5. 4721 sayılı Kanun'un 1007 nci maddesi gereğince açılan davalarda, tapu kaydının iptali nedeniyle tapu sahibinin oluşan gerçek zararı neyse tazminatın miktarı da o kadar olmalıdır. Gerçek zarar, tapu kaydının iptali nedeniyle tapu malikinin mal varlığında meydana gelen azalmadır. Tazminat miktarı zarar verici eylem gerçekleşmemiş olsaydı zarar görenin mal varlığı ne durumda olacak idiyse aynı durumun tesis edilebileceği miktarda olmalıdır. Zarara uğrayan kişinin gerçek zararı ise tazminat miktarının belirlenmesinde esas alınacak değerlendirme tarihine göre belirlenecek olup bu tarihe göre tapusu iptal edilen taşınmazın niteliği ve değeri belirlenmelidir. Taşınmazın niteliği arazi ise net gelir metodu yöntemi ile arsa vasfında ise değerlendirme gününden önceki özel amacı olmayan emsal satışlara göre hesaplanması suretiyle gerçek değer belirlenmelidir.
3. Değerlendirme
1. Bölge adliye mahkemelerinin nihai kararlarının bozulması 6100 sayılı Kanun’un 371 inci maddesi ile 369 uncu maddesinin birinci fıkrasında yer alan sebeplerden birinin varlığı hâlinde mümkündür.

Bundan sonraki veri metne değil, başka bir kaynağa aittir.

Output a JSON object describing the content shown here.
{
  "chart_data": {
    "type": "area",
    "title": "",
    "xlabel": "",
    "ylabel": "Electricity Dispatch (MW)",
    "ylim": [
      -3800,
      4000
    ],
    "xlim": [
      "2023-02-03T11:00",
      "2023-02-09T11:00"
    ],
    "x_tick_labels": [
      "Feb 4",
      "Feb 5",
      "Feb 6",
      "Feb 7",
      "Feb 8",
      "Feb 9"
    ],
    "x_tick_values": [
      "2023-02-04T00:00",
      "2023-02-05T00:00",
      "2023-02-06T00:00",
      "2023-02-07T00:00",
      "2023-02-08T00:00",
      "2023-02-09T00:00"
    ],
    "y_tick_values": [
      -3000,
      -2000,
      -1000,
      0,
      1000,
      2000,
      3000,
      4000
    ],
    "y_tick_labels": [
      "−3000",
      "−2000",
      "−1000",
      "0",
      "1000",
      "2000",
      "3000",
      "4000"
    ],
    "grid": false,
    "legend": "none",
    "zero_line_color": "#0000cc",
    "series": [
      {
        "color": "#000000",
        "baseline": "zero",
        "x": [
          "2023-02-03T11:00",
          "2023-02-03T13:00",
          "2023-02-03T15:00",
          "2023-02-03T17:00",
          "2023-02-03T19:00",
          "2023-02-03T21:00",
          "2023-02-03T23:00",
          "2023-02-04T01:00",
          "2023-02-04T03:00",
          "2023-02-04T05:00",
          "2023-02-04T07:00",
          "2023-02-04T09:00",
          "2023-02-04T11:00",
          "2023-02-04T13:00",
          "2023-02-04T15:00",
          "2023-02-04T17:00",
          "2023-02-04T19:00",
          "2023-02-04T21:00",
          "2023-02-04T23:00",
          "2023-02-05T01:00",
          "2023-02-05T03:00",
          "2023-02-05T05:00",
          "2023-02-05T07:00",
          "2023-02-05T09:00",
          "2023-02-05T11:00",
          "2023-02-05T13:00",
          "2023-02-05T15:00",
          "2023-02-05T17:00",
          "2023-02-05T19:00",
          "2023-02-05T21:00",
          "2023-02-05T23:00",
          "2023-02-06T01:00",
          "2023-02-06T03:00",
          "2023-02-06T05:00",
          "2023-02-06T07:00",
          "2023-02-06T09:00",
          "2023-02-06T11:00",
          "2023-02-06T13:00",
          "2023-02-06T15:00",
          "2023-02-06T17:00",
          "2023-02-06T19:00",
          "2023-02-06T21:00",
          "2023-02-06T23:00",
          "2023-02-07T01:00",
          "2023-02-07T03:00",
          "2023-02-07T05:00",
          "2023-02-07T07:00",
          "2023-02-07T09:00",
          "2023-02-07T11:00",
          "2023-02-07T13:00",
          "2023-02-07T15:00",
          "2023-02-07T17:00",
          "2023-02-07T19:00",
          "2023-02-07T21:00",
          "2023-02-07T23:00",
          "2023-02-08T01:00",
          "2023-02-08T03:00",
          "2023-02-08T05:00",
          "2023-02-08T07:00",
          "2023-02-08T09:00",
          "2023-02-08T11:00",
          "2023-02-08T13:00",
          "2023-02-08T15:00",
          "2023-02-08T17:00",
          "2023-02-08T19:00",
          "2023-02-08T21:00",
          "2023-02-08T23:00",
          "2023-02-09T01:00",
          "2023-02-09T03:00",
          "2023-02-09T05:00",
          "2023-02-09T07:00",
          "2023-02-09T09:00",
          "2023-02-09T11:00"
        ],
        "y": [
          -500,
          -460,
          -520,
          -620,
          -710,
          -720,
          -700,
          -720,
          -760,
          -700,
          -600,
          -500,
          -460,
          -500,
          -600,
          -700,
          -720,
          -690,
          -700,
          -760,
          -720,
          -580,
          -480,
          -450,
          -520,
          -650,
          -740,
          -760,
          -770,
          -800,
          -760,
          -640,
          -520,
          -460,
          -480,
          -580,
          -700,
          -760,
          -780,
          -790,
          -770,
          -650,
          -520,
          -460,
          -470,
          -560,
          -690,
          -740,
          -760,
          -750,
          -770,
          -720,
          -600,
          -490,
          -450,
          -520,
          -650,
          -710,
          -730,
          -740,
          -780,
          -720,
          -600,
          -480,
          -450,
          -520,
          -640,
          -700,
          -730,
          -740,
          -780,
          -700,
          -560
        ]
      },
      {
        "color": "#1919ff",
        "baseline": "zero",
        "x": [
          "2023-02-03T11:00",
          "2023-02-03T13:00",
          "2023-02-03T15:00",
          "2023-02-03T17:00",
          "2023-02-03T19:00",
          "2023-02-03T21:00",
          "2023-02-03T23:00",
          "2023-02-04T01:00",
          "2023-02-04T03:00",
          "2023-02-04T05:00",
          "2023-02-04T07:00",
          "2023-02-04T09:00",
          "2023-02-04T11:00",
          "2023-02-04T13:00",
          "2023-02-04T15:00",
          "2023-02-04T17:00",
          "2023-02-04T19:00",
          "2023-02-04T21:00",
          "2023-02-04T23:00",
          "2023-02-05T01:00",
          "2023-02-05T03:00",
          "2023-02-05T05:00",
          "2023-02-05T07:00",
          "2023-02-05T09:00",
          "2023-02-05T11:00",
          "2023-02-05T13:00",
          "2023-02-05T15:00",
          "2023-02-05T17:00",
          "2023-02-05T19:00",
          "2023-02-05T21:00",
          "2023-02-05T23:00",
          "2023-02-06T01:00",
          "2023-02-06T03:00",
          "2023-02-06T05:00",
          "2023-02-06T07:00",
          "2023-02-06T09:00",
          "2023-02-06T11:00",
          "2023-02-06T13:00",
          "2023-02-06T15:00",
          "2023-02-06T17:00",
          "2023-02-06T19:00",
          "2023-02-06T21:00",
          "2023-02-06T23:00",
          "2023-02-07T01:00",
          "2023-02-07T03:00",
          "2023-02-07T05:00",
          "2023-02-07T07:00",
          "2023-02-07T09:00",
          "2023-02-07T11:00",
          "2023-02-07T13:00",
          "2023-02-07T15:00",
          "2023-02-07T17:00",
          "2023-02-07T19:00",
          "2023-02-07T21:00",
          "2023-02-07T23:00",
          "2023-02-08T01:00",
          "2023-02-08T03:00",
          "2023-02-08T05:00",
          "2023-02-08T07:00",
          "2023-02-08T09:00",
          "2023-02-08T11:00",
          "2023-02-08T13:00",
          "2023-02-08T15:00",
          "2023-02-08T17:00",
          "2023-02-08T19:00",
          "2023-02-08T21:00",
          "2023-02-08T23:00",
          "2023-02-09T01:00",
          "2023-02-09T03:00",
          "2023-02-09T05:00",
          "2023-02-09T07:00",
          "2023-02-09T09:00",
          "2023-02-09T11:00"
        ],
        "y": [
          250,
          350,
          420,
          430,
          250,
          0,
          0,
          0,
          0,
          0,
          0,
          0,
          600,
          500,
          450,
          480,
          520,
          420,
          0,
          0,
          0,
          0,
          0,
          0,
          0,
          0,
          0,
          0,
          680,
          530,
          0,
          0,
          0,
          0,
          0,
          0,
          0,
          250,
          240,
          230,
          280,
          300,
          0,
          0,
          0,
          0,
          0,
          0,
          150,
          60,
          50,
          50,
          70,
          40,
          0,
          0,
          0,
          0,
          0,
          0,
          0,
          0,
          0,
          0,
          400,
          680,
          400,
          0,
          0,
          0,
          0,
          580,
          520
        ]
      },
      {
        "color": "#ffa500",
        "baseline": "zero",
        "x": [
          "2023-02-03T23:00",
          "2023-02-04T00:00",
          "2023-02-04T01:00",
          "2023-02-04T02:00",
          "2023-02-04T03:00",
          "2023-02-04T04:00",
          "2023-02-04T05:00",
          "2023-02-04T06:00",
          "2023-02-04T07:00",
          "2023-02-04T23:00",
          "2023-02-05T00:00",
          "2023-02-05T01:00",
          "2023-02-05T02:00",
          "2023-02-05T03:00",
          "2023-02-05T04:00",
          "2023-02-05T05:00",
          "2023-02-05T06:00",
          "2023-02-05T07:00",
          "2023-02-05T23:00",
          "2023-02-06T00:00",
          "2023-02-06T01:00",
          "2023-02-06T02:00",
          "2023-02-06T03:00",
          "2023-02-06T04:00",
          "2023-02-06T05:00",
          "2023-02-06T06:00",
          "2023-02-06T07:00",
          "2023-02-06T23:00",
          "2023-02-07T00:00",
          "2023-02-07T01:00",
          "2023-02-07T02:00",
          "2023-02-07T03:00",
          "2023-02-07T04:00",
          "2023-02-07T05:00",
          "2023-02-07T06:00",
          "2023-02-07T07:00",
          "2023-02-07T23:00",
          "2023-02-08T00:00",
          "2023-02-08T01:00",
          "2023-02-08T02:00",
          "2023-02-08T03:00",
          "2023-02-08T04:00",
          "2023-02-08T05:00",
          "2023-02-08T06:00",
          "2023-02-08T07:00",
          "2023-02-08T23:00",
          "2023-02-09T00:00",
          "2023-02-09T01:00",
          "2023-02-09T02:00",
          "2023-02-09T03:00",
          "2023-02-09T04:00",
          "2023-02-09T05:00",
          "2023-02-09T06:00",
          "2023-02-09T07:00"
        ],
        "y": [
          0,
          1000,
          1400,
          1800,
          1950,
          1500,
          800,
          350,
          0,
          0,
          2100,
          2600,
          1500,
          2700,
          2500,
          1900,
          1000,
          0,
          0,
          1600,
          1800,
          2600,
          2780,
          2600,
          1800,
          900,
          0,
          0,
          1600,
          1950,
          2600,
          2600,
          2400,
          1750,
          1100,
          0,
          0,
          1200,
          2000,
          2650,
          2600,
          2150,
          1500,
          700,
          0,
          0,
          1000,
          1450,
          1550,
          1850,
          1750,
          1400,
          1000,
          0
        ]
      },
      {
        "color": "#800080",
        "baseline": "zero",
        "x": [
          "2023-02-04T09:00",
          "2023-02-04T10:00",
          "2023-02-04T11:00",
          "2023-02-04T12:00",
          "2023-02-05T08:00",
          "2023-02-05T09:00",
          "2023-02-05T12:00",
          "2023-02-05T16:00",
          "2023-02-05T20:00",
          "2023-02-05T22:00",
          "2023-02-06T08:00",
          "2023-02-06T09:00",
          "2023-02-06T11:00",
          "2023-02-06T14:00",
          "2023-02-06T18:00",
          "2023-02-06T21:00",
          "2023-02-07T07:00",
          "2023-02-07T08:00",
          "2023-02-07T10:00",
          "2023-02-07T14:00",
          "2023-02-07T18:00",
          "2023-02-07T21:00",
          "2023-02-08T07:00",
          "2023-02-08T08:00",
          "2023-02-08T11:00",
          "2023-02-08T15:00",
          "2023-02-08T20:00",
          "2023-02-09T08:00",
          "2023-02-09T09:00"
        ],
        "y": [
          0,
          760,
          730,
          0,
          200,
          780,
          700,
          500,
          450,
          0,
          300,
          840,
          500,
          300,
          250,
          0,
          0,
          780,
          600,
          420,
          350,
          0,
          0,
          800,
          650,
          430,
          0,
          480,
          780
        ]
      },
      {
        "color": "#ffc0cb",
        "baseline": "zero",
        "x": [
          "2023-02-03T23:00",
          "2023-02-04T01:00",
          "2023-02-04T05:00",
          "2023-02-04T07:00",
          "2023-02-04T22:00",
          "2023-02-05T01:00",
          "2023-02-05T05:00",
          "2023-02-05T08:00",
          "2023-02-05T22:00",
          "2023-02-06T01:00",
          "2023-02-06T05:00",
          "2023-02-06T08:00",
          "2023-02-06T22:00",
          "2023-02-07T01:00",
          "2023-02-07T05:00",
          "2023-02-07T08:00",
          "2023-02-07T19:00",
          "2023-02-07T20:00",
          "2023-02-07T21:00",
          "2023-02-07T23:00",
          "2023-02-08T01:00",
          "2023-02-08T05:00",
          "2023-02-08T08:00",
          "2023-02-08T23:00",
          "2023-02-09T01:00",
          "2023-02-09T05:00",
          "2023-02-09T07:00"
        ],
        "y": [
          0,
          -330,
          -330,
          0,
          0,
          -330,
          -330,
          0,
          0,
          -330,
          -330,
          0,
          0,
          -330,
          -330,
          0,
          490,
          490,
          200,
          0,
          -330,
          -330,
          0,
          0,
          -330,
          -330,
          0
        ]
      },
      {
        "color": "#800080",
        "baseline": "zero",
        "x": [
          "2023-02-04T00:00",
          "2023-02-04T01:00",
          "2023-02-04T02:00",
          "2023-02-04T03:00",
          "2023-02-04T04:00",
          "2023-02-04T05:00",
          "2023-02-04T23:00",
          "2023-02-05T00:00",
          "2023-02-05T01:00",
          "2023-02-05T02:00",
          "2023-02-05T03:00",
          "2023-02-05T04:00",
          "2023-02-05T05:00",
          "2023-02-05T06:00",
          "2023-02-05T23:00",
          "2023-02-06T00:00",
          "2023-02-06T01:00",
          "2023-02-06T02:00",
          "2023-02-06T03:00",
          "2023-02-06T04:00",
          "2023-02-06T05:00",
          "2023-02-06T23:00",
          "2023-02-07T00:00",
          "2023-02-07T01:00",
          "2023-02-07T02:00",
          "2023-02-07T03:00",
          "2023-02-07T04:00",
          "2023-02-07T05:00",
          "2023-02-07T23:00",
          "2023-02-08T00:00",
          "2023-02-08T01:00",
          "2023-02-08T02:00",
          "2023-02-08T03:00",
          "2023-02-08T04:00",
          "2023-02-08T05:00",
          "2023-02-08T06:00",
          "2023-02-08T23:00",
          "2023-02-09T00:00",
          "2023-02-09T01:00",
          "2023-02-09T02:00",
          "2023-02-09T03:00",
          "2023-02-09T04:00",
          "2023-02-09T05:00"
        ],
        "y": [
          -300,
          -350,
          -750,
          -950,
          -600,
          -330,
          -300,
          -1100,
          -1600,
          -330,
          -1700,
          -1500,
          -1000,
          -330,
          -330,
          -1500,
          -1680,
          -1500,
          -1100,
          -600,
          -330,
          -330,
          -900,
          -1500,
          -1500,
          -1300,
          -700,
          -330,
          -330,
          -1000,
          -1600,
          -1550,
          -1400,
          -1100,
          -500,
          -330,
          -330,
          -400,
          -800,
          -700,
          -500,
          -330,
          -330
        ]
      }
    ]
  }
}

2. Dosyanın incelenmesinde; 1968 yılında yapılan kadastro sırasında ... ili, ... ilçesi, ... köyü 187 parsel sayılı 62.464,00 m² yüzölçümündeki taşınmazın 4753 sayılı Çiftçiyi Topraklandırma Kanunu uyarınca oluşan tapu kaydı uygulanarak tarla niteliği ile Saide Drama ve ortakları adlarına tespit ve tescil edildiği, intikaller ve satışlar yoluyla davacılar ile dava dışı kişilere paylı mülkiyet şeklinde geçtiği, Orman Yönetimi tarafından açılan dava üzerine ... 3. Asliye Hukuk Mahkemesinin 2000/1007 Esas, 2004/121 Karar sayılı kararıyla, dava konusu taşınmazın kesinleşen orman tahdidi içinde kaldığı gerekçesiyle bedelsiz olarak hükmen tapusunun iptaline karar verildiği, kararın temyiz incelemesinden geçerek 06.04.2006 tarihinde kesinleştiği, eldeki asıl davanın 10 yıllık zamanşımı süresi içerisinde 08.05.2015 tarihinde açıldığı anlaşılmaktadır.
3. Hükme esas alınan bilirkişi kurulu raporunda belirtilen özelliklerine ve dosya kapsamına göre değerlendirme tarihi itibarıyla arazi niteliğindeki dava konusu taşınmaza net gelir metodu esas alınarak ve Dairemiz denetiminden geçen aynı taşınmaza ilişkin paydaş dosyaları ile uyumlu olarak değer biçilmesinde ve taşınmazın gerçek bedelinin 4721 sayılı Kanun’un 1007 nci maddesi gereğince davalı Hazineden tahsiline karar verilmesinde bir isabetsizlik görülmemiştir.
4. Temyizen incelenen karar, tarafların karşılıklı iddia ve savunmalarına, dayandıkları belgelere, uyuşmazlığa uygulanması gereken hukuk kuralları ile hukukî ilişkinin nitelendirilmesine, dava şartlarına, yargılama ve ispat kuralları ile kararda belirtilen gerekçelere göre usul ve kanuna uygun olup temyiz dilekçesinde ileri sürülen nedenler kararın bozulmasını gerektirecek nitelikte görülmemiştir.
VI. KARAR
Açıklanan sebeplerle;
Davacı vekilinin yerinde görülmeyen tüm temyiz itirazlarının reddiyle usul ve kanuna uygun Bölge Adliye Mahkemesi kararının 6100 sayılı Kanun'un 370 inci maddesinin birinci fıkrası uyarınca ONANMASINA,
Davacıdan peşin alınan temyiz harcının Hazineye irat kaydedilmesine,
Dosyanın İlk Derece Mahkemesine, kararın bir örneğinin Bölge Adliye Mahkemesine gönderilmesine,
26.04.2023 tarihinde oy birliğiyle karar verildi.